Behavior and RTL Level Partitioning
Our proposed workload estimation technique and RTL/behavior level partitioning algorithm are discussed in this section.
Workload Estimation
Workload in a simulation consists of processing signal changes, scheduling the affected behaviors, and executing the affected behaviors. In general, it is difficult to estimate workload accurately, and approximations are needed. In gate level designs, the number of gates are often used to estimate workload in each partition. In this paper, we use the number of variables and nets in a partition to estimate the workload, which is similar to the use of gate count in gate-level designs.
Partition Algorithm
The gate-level partitioner we based on is only capable of partitioning gates (or instances in Verilog). In order to handle RTL/behavior level code, we need to convert them to instances first, and the algorithm is given below.
For each initial block, always block, and continuous assignments, an instance is created. The variables used at the LHS(left hand side) of the assignments will become output ports, and the variables used at the RHS of the assignments will become input ports. Then it can be partitioned with any gate-level partitioning algorithm.
Task and function definitions are duplicated to all the partitions where they are called. Since Verilog task and function calls are not reentrant, this approach will not cause any problem.
Global accesses which cross partitions will be replaced by channel commands provided by Simcluster. In Simcluster, channel commands are provided to set, view, force and release variables in a remote partition. For example, "a= b.c.d;" will be converted to "$channel variable("b.c.d", a)".
Memory accesses are handled differently from variables because a memory cannot become a port. Task and function are used to handle memory accesses that cross partitions, and the template is given in Figure 1 . In the template, $channel memory is used to get data from the memory in a remote partition, and $channel memory set is used to send data to the remote memory.
Experimental Results
The design is part of the CF FFT project from Opencores [5] . It is a fast Fourier transform converter. The FFT architecture is pipelined on a rank basis; each rank has its own butterfly and ranks are isolated from each other using memory interleavers. The design is in RTL level. The "large testbench" provided in the project is used as the testbench and is also in RTL level. The cf fft 4096 16 configuration (4K point FFT, 16 bit precision) is used as the design under test. The top-level module instantiates the testbench and the design under test. Our partitioner is used to partition the design into two partitions at top module.
The simulator used is VCK, and the platform is Redhat Linux 8.0 running on a workstation with dual AMD MP 1.8GHz CPU. The partitioner run time is 0.6 seconds. The single process run time is 118 seconds. After partitioning, the distributed run time becomes 71 seconds with 1.66X speed up.

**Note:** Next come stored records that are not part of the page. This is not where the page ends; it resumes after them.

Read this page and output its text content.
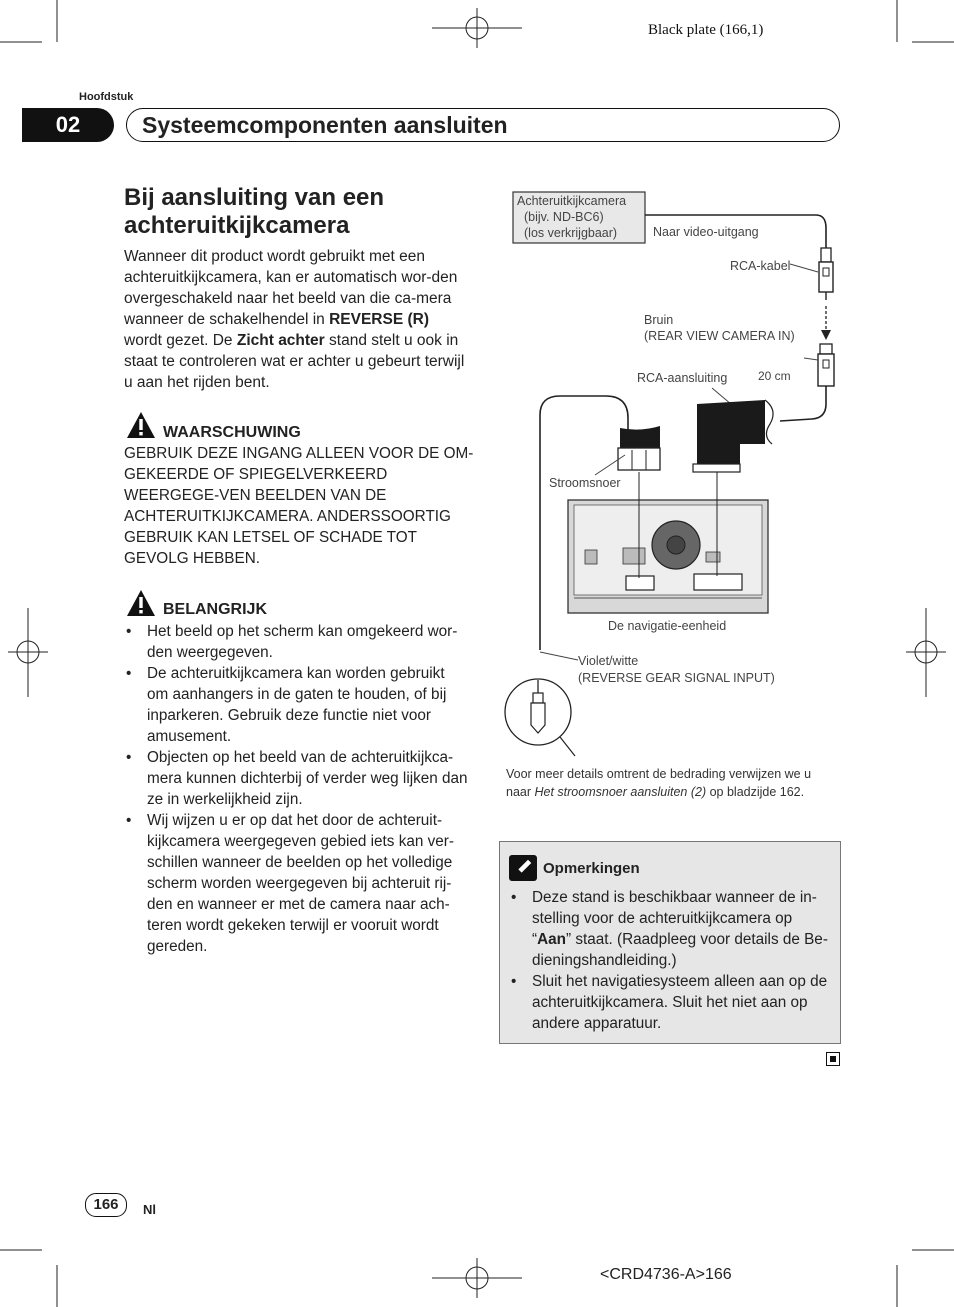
Black plate (166,1)
Hoofdstuk
02	Systeemcomponenten aansluiten
Bij aansluiting van een
achteruitkijkcamera
Wanneer dit product wordt gebruikt met een achteruitkijkcamera, kan er automatisch wor-den overgeschakeld naar het beeld van die ca-mera wanneer de schakelhendel in REVERSE (R) wordt gezet. De Zicht achter stand stelt u ook in staat te controleren wat er achter u gebeurt terwijl u aan het rijden bent.
WAARSCHUWING
GEBRUIK DEZE INGANG ALLEEN VOOR DE OM-GEKEERDE OF SPIEGELVERKEERD WEERGEGE-VEN BEELDEN VAN DE ACHTERUITKIJKCAMERA. ANDERSSOORTIG GEBRUIK KAN LETSEL OF SCHADE TOT GEVOLG HEBBEN.
BELANGRIJK
• Het beeld op het scherm kan omgekeerd wor-den weergegeven.
• De achteruitkijkcamera kan worden gebruikt om aanhangers in de gaten te houden, of bij inparkeren. Gebruik deze functie niet voor amusement.
• Objecten op het beeld van de achteruitkijkca-mera kunnen dichterbij of verder weg lijken dan ze in werkelijkheid zijn.
• Wij wijzen u er op dat het door de achteruit-kijkcamera weergegeven gebied iets kan ver-schillen wanneer de beelden op het volledige scherm worden weergegeven bij achteruit rij-den en wanneer er met de camera naar ach-teren wordt gekeken terwijl er vooruit wordt gereden.
Achteruitkijkcamera
(bijv. ND-BC6)
(los verkrijgbaar)	Naar video-uitgang
RCA-kabel
Bruin
(REAR VIEW CAMERA IN)
RCA-aansluiting	20 cm
Stroomsnoer
De navigatie-eenheid
Violet/witte
(REVERSE GEAR SIGNAL INPUT)
Voor meer details omtrent de bedrading verwijzen we u naar Het stroomsnoer aansluiten (2) op bladzijde 162.
Opmerkingen
• Deze stand is beschikbaar wanneer de in-stelling voor de achteruitkijkcamera op “Aan” staat. (Raadpleeg voor details de Be-dieningshandleiding.)
• Sluit het navigatiesysteem alleen aan op de achteruitkijkcamera. Sluit het niet aan op andere apparatuur.
166	Nl
<CRD4736-A>166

Aside from this benchmark, our partitioner has also been used by Avery Design Systems to partition several commercial designs successfully.
Conclusion
In this paper, we extended a gate-level partitioner to support RTL and behavior level partitioning. We proposed techniques to convert RTL/behavior level code to gates and described how to handle constructs specific to these levels. Unlike other partitioners, which usually focus on gate-level circuits only, our partitioner can partition any design in any level of abstraction, as long as it is written in Verilog. From the results of the experiment, it can be concluded that the partitioner proposed in our work can indeed find good partitions that accelerate circuit simulation by distributed simulation. With this partitioner, distributed simulation tools will become easier to use and greatly save circuit designers' and verifiers' time.